The new research from Hiram College, which is titled "Crip For a Day," shows another side of disability simulation experiments. The researchers explained that while disability simulations did make able-bodied people feel warmer and more kindly towards the disabled, the able-bodied didn't feel better about interacting with disabled people. "Disability simulations made [able-bodied] participants feel more confused, embarrassed, helpless, and more vulnerable to becoming disabled themselves compared to baseline," the scientists wrote. They continued:
"Participants judged themselves less competent, expressed more pity, expressed more interaction discomfort, and were not more willing to interview disabled students for an accessibility project following the simulations compared to baseline. Frustration, guilt, anxiety, and depression were most pronounced among those who interacted with disabled people less than once per month."
The problem here should be obvious. Being disabled can be a challenging experience, but if simulations are simply producing distress without actually improving able-bodied peoples' ideas about the disabled community, they're not working. In 2014, scientists from the University of Colorado, Boulder, published results that showed that able-bodied people who do physical simulation exercises actually rate disabled people as less competent afterwards, and are more likely to believe negative stereotypes about the disabled.
There are two other big criticisms of disability simulations. One is that they simply don't go far enough, and can't give an accurate picture. Another, related criticism is that they're restricted by time, and many of the biggest issues of living with a disability come with cumulative frustration and stress over time. The Division of Disability Resources & Educational Services at the University of Illinois explicitly refuses to let able-bodied students attempt to experience disability using things like wheelchairs, because, as they point out, these sorts of experiences are limited, "other" disabled people, and make able-bodied people feel, falsely, as if they really understand what disability is like.
Able-bodied people, by definition, are also bad at being disabled. Toby Olson, executive secretary of the Washington state Governor's Committee on Disability Issues and Employment, explains that this is a key problem:
"If you participate in a simulation, what you experience will not be at all like a slice from the life of a person who has lived with that disability for any time. The difference will not be because you'll know that you'll be taking off the blindfold or walking away from the wheelchair at the end. The difference will be because, without any of the coping skills and techniques people with disabilities create and master throughout their lives, the best you will be able to manage will be to emulate the experience of being the single most hapless, incompetent individual with that particular disability on the face of the planet."

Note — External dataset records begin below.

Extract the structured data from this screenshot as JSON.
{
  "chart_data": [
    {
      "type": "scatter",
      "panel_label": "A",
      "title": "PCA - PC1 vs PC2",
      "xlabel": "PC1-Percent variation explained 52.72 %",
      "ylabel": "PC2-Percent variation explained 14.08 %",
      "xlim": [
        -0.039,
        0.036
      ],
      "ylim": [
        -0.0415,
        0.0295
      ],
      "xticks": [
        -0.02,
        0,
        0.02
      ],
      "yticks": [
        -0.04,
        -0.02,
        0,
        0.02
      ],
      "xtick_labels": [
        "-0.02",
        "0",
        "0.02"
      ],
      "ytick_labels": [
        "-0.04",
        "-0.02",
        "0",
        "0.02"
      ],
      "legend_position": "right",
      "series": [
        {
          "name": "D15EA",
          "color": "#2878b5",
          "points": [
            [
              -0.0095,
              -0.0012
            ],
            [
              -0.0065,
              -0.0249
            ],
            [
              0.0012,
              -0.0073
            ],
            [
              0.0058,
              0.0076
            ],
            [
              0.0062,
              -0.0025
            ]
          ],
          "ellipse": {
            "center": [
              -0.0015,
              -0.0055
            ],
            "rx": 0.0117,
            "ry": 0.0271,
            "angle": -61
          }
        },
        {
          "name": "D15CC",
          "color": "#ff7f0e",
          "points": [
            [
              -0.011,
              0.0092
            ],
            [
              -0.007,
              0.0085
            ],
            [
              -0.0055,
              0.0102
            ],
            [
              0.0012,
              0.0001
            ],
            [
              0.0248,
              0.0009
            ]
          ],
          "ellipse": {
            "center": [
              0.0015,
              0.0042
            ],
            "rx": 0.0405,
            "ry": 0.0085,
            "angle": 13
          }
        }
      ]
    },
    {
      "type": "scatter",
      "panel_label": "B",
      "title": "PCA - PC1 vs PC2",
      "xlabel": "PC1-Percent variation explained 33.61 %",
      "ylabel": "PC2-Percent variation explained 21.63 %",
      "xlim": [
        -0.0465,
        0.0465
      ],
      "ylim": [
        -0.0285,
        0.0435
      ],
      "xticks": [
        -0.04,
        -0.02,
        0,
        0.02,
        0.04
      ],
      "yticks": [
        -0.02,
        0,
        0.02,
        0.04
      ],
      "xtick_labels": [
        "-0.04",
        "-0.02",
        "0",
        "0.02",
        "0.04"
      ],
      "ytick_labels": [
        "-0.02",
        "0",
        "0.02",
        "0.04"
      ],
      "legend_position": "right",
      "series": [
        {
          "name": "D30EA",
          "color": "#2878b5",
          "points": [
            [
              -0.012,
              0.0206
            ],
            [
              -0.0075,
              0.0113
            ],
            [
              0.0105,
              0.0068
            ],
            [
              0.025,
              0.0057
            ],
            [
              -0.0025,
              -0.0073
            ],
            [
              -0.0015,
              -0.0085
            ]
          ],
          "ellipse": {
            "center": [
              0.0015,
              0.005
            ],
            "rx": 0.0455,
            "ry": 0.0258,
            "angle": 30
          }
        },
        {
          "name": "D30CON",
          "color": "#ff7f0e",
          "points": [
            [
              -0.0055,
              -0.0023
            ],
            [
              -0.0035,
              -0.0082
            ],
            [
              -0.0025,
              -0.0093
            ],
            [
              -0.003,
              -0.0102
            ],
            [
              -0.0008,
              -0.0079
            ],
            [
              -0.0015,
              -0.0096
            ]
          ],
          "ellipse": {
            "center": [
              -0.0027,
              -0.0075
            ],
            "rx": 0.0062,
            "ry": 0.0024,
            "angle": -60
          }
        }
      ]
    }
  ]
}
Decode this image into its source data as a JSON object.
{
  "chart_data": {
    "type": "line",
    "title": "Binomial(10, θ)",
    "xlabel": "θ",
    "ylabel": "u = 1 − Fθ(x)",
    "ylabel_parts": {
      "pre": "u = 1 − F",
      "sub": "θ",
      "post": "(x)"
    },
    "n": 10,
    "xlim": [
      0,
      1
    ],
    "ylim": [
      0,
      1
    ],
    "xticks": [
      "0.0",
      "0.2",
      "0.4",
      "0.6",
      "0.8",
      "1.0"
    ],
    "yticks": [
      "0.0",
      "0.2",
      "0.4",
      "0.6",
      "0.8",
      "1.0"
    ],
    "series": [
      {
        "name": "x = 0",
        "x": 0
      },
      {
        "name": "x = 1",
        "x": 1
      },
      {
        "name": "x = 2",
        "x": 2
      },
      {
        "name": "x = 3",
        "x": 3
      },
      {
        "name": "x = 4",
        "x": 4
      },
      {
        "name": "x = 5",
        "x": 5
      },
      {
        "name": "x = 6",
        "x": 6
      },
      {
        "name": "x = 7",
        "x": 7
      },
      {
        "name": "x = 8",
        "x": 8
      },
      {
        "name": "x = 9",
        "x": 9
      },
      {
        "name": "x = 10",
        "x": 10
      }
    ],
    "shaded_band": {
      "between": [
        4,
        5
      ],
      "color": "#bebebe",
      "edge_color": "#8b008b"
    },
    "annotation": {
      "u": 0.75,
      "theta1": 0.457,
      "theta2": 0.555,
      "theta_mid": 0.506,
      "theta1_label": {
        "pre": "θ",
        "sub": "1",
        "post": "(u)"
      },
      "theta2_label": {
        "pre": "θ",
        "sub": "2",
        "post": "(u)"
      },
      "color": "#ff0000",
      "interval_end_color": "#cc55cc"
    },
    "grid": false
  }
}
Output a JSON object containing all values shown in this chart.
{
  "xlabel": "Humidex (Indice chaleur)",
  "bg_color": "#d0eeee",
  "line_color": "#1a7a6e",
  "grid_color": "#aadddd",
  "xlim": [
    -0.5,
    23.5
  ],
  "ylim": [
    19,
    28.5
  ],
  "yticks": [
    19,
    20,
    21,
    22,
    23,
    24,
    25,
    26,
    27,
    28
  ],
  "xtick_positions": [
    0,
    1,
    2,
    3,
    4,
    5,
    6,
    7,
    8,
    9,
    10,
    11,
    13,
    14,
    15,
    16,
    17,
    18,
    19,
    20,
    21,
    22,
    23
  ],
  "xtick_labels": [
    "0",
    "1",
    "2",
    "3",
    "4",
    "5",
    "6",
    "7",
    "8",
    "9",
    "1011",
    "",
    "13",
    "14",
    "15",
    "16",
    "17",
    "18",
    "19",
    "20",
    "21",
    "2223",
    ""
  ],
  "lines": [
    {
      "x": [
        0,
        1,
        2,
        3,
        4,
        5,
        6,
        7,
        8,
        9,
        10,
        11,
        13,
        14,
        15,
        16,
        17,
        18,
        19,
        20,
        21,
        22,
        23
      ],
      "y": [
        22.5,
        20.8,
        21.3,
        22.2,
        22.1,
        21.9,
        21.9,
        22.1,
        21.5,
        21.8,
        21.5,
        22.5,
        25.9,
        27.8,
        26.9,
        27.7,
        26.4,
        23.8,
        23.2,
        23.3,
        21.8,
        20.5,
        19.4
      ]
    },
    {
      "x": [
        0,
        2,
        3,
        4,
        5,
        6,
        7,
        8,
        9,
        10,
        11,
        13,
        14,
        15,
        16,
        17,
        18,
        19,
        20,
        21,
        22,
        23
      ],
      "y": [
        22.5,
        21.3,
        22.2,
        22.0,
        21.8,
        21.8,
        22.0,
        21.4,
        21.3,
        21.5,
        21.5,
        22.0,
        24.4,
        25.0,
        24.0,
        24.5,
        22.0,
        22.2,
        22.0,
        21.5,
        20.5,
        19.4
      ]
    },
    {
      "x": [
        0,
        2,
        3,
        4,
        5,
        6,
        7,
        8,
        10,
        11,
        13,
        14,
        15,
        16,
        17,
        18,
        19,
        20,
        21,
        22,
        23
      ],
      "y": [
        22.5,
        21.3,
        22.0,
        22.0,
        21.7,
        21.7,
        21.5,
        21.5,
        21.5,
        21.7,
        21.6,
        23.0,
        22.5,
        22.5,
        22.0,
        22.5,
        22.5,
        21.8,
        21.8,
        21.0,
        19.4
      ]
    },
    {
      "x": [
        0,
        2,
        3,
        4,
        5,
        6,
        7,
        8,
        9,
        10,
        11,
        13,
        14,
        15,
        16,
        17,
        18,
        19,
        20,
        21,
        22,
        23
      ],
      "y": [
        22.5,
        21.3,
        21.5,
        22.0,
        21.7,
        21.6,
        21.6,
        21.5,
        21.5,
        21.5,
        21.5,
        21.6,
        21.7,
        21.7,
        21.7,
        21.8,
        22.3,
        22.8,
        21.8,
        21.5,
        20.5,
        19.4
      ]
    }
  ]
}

Simulations, as Olson and other people point out, don't exactly give an accurate impression of life with a disability, and can in fact reinforce negative stereotypes. Disability rights advocate Emily Ladau wrote for the Huffington Post, "It may make a person more aware of another person’s experiences, but it doesn’t dig deep to the root of discrimination against people with minority identities. Instead, it’s more likely to evoke empathy or pity than true acceptance." Pity, inaccurate and skewed views of what being disabled is "really like," and alarm and distress aren't the ways to provide better links between able-bodied and disabled people. They may actually just make things worse.